The investing measure known as return on equity is a popular metric in which an investor can evaluate a management team’s effectiveness. Return on equity addresses how much profit a company turns from the amount of money shareholders have invested. The higher the percentage, the better a company’s management is at employing a firm’s equity in a manner that is accretive to shareholders. It’s a fairly straightforward concept, but at the same time is vulnerable to manipulation.
The way to calculate return on equity is to divide trailing twelve month net income by total shareholder equity. However, the amount of shareholder equity on a company’s balance sheet is derived from the relationship between the corresponding assets and liabilities. It’s possible to have a rather highly indebted company exhibit a high return on equity, and therefore mislead investors. After all, the more liabilities on a company’s balance sheet, the lower the level of shareholder equity (since assets+liabilities=equity). Lower shareholder equity is a lower denominator in the return on equity calculation—and therefore a higher resulting ROE.
However, there do exist companies that not only have high returns on equity, but also have low levels of debt on the balance sheet. In this sense, these companies truly ‘earn’ their high returns on equity.
Diverse stocks with two similarities: high growth, no debt
Monster Beverage Corp (NASDAQ:MNST) is a marketer and distributor of energy drinks and alternative beverages. Net sales rose 15% during the fourth quarter and 21% for the full year. Net income clocked in at $1.86 per diluted share during 2012, as opposed to $1.53 per diluted share the year prior, representing a 22% increase.
Monster Beverage Corp (NASDAQ:MNST) carries a spectacular return on equity ratio of 53%, with negligible long-term debt on the balance sheet. In addition, the company sports a current ratio of 2.9 times, meaning Monster Beverage Corp (NASDAQ:MNST) has almost three times as much short-term assets as short-term liabilities.
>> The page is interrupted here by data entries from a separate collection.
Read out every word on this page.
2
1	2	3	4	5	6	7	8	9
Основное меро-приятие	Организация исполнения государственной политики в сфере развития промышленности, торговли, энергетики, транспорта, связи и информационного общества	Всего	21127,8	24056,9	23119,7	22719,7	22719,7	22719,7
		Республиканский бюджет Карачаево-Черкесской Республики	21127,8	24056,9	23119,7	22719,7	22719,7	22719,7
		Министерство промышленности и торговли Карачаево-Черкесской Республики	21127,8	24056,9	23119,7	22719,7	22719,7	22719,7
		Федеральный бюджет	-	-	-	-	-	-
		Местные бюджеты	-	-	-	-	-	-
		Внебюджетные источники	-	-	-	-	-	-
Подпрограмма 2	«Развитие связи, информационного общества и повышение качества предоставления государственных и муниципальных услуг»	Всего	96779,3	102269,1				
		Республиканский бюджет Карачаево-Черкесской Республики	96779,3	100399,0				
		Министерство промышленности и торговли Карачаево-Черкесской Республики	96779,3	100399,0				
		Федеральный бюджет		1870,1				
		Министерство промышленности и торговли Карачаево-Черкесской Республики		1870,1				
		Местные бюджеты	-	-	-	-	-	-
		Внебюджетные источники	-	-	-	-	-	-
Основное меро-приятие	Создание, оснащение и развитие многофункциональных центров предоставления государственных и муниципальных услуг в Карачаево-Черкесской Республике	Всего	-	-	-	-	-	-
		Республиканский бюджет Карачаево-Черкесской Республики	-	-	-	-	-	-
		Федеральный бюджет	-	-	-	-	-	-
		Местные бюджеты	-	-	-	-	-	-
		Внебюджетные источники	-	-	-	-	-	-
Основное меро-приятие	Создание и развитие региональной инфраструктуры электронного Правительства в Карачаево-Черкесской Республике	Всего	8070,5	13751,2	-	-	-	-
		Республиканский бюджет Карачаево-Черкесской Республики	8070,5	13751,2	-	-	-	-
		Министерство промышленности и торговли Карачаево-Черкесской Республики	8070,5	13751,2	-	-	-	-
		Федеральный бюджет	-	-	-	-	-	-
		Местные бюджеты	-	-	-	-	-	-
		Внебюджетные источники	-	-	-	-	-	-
Mastercard Inc (NYSE:MA) is a $63 billion credit card giant, and has performed incredibly as of late. The company’s shares have almost doubled over the last two years. Mastercard Inc (NYSE:MA) reported positive results for its fiscal fourth-quarter, with revenues rising 10%. Earnings per share clocked in at $4.86, beating analyst expectations by five cents.
Full-year results were even more impressive, as diluted earnings per share soared 48% on the strength of a 10% increase in net revenues year over year. Furthermore, the growth profile for Mastercard Inc (NYSE:MA) going forward is encouraging, as the company’s focus on emerging markets has led it to predict 20 percent compounded annual growth of earnings per share from 2013-2015.
Mastercard Inc (NYSE:MA)’s return on equity is a very solid 40%, especially when you consider that the company carries a current ratio of 1.9 times and a long term debt-to-equity ratio of just 9%.
Earlier this year, consumer fashion company Fossil Inc (NASDAQ:FOSL) reported record fourth-quarter and fiscal 2012 results. During the quarter, net sales and earnings per share increased 14% and 34%, respectively. Earnings per share for the full year hit a record $5.59, rising 21% from the year before. Even better, the good times are expected to continue for Fossil Inc (NASDAQ:FOSL). Management expects first-quarter and full-year 2013 sales growth of 10%, and full-year diluted earnings per share are expected to be in a range of $5.85 to $6.15.
Fossil Inc (NASDAQ:FOSL) has a great balance sheet, with a long term debt-to-equity ratio of just 6% and more than twice as much cash and equivalents as long-term debt. In addition, the company’s return on equity was 27% last year, indicative of how efficiently the company is managed.
High returns on equity, and high returns for shareholders
These companies can take pride in their high returns on equity. They don’t have high ROEs just because of high levels of debt; rather, each of these companies has legitimately elevated profit generation from the financing shareholders have contributed.
Shareholders of these stocks should take pride in the extremely efficient and streamlined operations of each company. Each of these companies is conservatively capitalized, with very little debt on their respective balance sheets. These three stocks offer tremendous sales and profit growth without overburdening shareholders with debt. If you’re in the market for high-growth companies with sparkling clean balance sheets, start your research with these stocks.